Don’t know what I want because I don’t know what I have – Friday, 2nd week of Advent Isaiah48:17-19/Matthew11:16-19

“We played the flute and you and you did not dance, we wailed and you did not mourn”

We live in a world that pushes us to be constantly dissatisfied with what we have and with who we are. This dissatisfaction is not thrown in your face but it grows under your skin rather subtly. From our phones to our holidays to the furniture in our home, life has been a constant push towards being dissatisfied; and that dissatisfaction grows like a cancer.

At one time snail mail did the job. We licked stamps and posted letters. Then speed got to us and we had the telex and telegram. All this was too slow for us and so we soon slipped into the world of email. Then it was instant and short messaging services (SMS) and now all of that is given to us with privacy and speed in the form of WhatsApp. Then, out to the blue, people are tired of the fast and furious, the impersonal and technical and want good old snail mail back with its pretty envelopes and fancy stationery.

The dissatisfaction with all things begins in the heart. A fickle heart leads to a fickle foot loose and fancy-free mind. A dissatisfied heart may not be symptomatic of an ungrateful heart but more a heart that does not know what it wants because it has never reflected on what it has. Let’s take children for example; they never really know what they want and that’s not because they are ungrateful but because they can’t make up their mind; they don’t have settled minds. Their minds have to be trained. Standing at a bakery filled with goodies, they may want an entire box of chocolates and the blue berry muffins and the chocolate chip cookies. Mummy knows that giving in to all that they want will give them a stomach ache and so mummy trains the child to choose and be happy with just one goody from a range of good things.

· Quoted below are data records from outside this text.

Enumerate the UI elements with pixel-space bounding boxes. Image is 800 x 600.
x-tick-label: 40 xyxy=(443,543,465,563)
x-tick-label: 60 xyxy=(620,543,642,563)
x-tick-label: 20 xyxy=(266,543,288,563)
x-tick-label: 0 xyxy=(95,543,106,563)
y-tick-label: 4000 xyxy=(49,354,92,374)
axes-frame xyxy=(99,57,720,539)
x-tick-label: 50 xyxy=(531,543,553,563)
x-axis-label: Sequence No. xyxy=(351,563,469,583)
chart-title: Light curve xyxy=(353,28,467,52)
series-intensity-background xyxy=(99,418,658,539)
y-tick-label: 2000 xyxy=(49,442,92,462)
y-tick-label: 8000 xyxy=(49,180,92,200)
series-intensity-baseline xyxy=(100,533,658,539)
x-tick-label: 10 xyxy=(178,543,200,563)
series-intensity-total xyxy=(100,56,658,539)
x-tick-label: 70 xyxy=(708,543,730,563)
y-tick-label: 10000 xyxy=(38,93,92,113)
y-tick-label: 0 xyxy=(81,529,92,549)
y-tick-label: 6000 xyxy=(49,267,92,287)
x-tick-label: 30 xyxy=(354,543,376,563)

Our hearts need to be trained to be satisfied with what we have. Jesus bemoans the fickleness of the people of his time. They were dissatisfied with even the options of a spiritual life. Jesus came and John the Baptist came. They both had different approaches to a spiritual life. John seemed a bit like a loner, Jesus fit into the crowd. John fasted for the coming of the bridegroom, Jesus was the bridegroom and so he feasted. John’s cry was for penitence, Jesus’ calling was to love. John had the insects and animals of the desert as his companions, Jesus sat with tax collectors and sinners in the heart of the city.